Contrast-enhanced mammography: preliminary experiences
Relatively limited availability, radiation exposure, potential allergic reactions to iodinated contrast, and reduced specificity compared to MRI are the main limitations of CEM [51]. The development of AI for CEM is still in a very early phase, and further development is required before techniques can even be tested in a clinical environment, potentially assisting in improving its specificity and reducing radiation exposure.
Preliminary research has explored radiomics-based molecular subtype classification on CEM [52–56]. A study on 386 malignant lesions demonstrated that a DL model using low- and high-energy radiomics features predicted Luminal, HER2+, and triple-negative subtypes in the external dataset with AUC of 0.82, 0.83, and 0.68, respectively [56]. Similarly, in a dataset of 367 pathologically confirmed cases, a model integrating high-energy CEM images achieved an AUC of 0.90 for triple negatives [55].
Of note, a recent study has demonstrated how a DL model can create synthetic contrast-enhanced recombined from DM images. Based on a radiologist-based qualitative analysis, synthetic images closely resembled real contrast-enhanced images. Future work will focus on refining DL architectures, external validation, and investigating contrast dose reduction rather than a potential full elimination [57].

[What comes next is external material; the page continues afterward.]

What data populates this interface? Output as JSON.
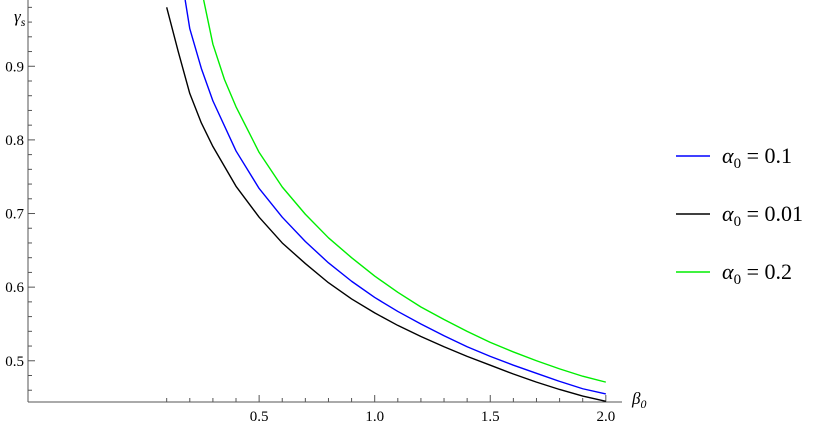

Large language models in breast imaging
Although the evidence is still limited, large language models (LLMs) can impact breast imaging by aiding decision-making, standardizing reporting, and integrating clinical guidelines. Their multimodal capabilities enable text and image analysis, supporting tumor classification and workflow optimization. Despite outperforming humans in some tasks, they require domain-specific training for reliable clinical integration [58, 59]. While some systems may provide accurate information, current clinical use of LLMs without further training needs to be discouraged.

Summary statement
In breast imaging, several challenges still limit the clinical widespread use of AI algorithms, and even clinically available ones are often not evaluated in real clinical practice. Evidence on the effective use of AI algorithms in mammographic screening is available but is limited on the added diagnostic value for DBT, US and MRI. For all AI applications, real-world trials and long-term impact evaluations are needed, and based on the WHO phases for generating evidence for AI-based medical devices (https://iris.who.int/bitstream/handle/10665/349093/9789240038462-eng.pdf?sequence=1), the status in different modalities is shown in Fig. 1. Based on this, it is not possible to strongly recommend the use of any AI algorithm in breast imaging today. While some AI algorithms may have clinical potential, their use should be regarded as optional. Unless AI is used as a standalone tool for imaging evaluation, the final image interpretation responsibility lies with the radiologist, and available AI tools can only be regarded as a tool to assist the radiologist in this task. As such, it is important to mention that we are of the opinion that radiologists may always overrule AI findings and that there is no need to specify that in the radiological report.

Patient summary
Artificial intelligence (AI) can have a positive impact on breast cancer care. Asymptomatic women would benefit more from AI tools applied to screening mammography or MRI, symptomatic ones to breast US, and breast cancer patients from those applied to MRI and CEM. The main available evidence is on mammographic screening, where improved diagnostic accuracy and significant reductions in radiologists’ workload have been demonstrated. Most of the commercially available products are in this field and are potentially closer to clinics. The main obstacles to their clinical diffusion are the need for more robust data on their clinical impact and regulatory issues.